Handling CSV files from financial institutions

John Lewis recently revamped the web site for its credit card (the Partnership Card). This caused much angst within the middle classes. I didn't encounter any of the problems mentioned but was bothered by something else entirely.

On the original web site, the only way to obtain the credit card transactions for importing into Microsoft Money was to screen-scrape. Year's ago, I'd developed a set of tools built on shell and awk to automate the conversion of such finance data to QIF files for import into Money. However, the new website offered a CSV file download capability. Figuring this might make obtaining the transactions easier, I downloaded a sample and took a look at the file in emacs. It looked like this:

"^@M^@R^@ ^@M^@A^@R^@C^@ ^@T^@I^@L^@L^@S^@O^@N^@
^@T^@r^@a^@n^@s^@a^@c^@t^@i^@o ^@n^@s^@ ^@e^@x^@p^@o^@r^@t^@e^@d^@
^@o^@n^@ ^@2^@0^@1^@6^@-^@1^@0^@-^@2^@9^@ ^@1^@6^@:^@5^@1^@"^@^M^@

A hex dump made things a bit clearer...

00000000  22004D00 52002000 4D004100 52004B00  *".M.R. .M.A.R.C.*
00000016  20005700 49004C00 4C005300 4F004E00  * .T.I.L.L.S.O.N.*
00000032  20005400 72006100 6E007300 61006300  * .T.r.a.n.s.a.c.*
00000048  74006900 6F006E00 73002000 65007800  *t.i.o.n.s. .e.x.*
00000064  70006F00 72007400 65006400 20006F00  *p.o.r.t.e.d. .o.*
00000080  6E002000 32003000 31003600 2D003100  *n. .2.0.1.6.-.1.*

While Excel was quite happy with the file format, clearly shell and awk weren't going to cut it anymore, and awk can't handle csv files very well anyway. I needed something that could process what looked like a UTF-16 csv files properly. Time to re-write the tools in python.

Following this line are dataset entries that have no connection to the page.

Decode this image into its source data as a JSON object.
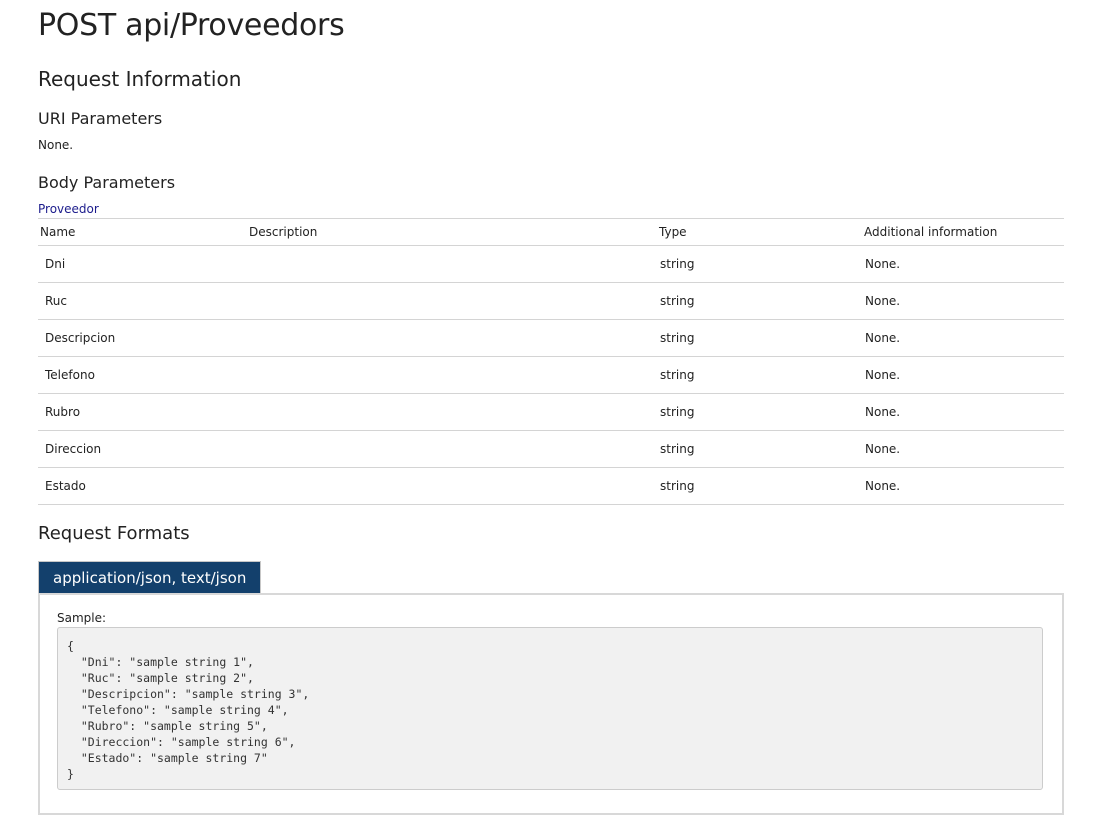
{
  "title": "POST api/Proveedors",
  "request_information": {
    "heading": "Request Information",
    "uri_parameters": {
      "heading": "URI Parameters",
      "value": "None."
    },
    "body_parameters": {
      "heading": "Body Parameters",
      "type_link": "Proveedor",
      "columns": [
        "Name",
        "Description",
        "Type",
        "Additional information"
      ],
      "rows": [
        {
          "name": "Dni",
          "description": "",
          "type": "string",
          "info": "None."
        },
        {
          "name": "Ruc",
          "description": "",
          "type": "string",
          "info": "None."
        },
        {
          "name": "Descripcion",
          "description": "",
          "type": "string",
          "info": "None."
        },
        {
          "name": "Telefono",
          "description": "",
          "type": "string",
          "info": "None."
        },
        {
          "name": "Rubro",
          "description": "",
          "type": "string",
          "info": "None."
        },
        {
          "name": "Direccion",
          "description": "",
          "type": "string",
          "info": "None."
        },
        {
          "name": "Estado",
          "description": "",
          "type": "string",
          "info": "None."
        }
      ]
    }
  },
  "request_formats": {
    "heading": "Request Formats",
    "tab_label": "application/json, text/json",
    "sample_label": "Sample:",
    "sample_code": "{\n  \"Dni\": \"sample string 1\",\n  \"Ruc\": \"sample string 2\",\n  \"Descripcion\": \"sample string 3\",\n  \"Telefono\": \"sample string 4\",\n  \"Rubro\": \"sample string 5\",\n  \"Direccion\": \"sample string 6\",\n  \"Estado\": \"sample string 7\"\n}"
  },
  "colors": {
    "tab_background": "#13406c",
    "link": "#1c1c8c",
    "sample_background": "#f1f1f1",
    "table_border": "#d4d4d4"
  }
}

The mkqif.py script is the result of that re-write. Now, handling John Lewis data is easier, since no screen-scraping is involved.

I did ask John Lewis (via the Message facility) why they chose UTF-16. The three, mostly duplicated responses, suggested my dissatisfaction should be raised with the Financial Ombudsman. Who knew they offered IT support?

Update: 2017-02-04

The character encoding of the CSV file changed around this time. UTF-16 was replaced by the ISO8859-1 (latin1) character set. Another header row was also added. The current version of mkqif.py handles this new format.

Update: 2019-02-10

Another rewrite, this time to really use classes properly. FIBase is renamed CVSFormat (becuase that's what it really represents) and the institutions are instances of CVSFormat, using constructor arguments to reflect the differences in formatting.

Update: 2022-06-24

Source code for mkqif.py is now available on Github.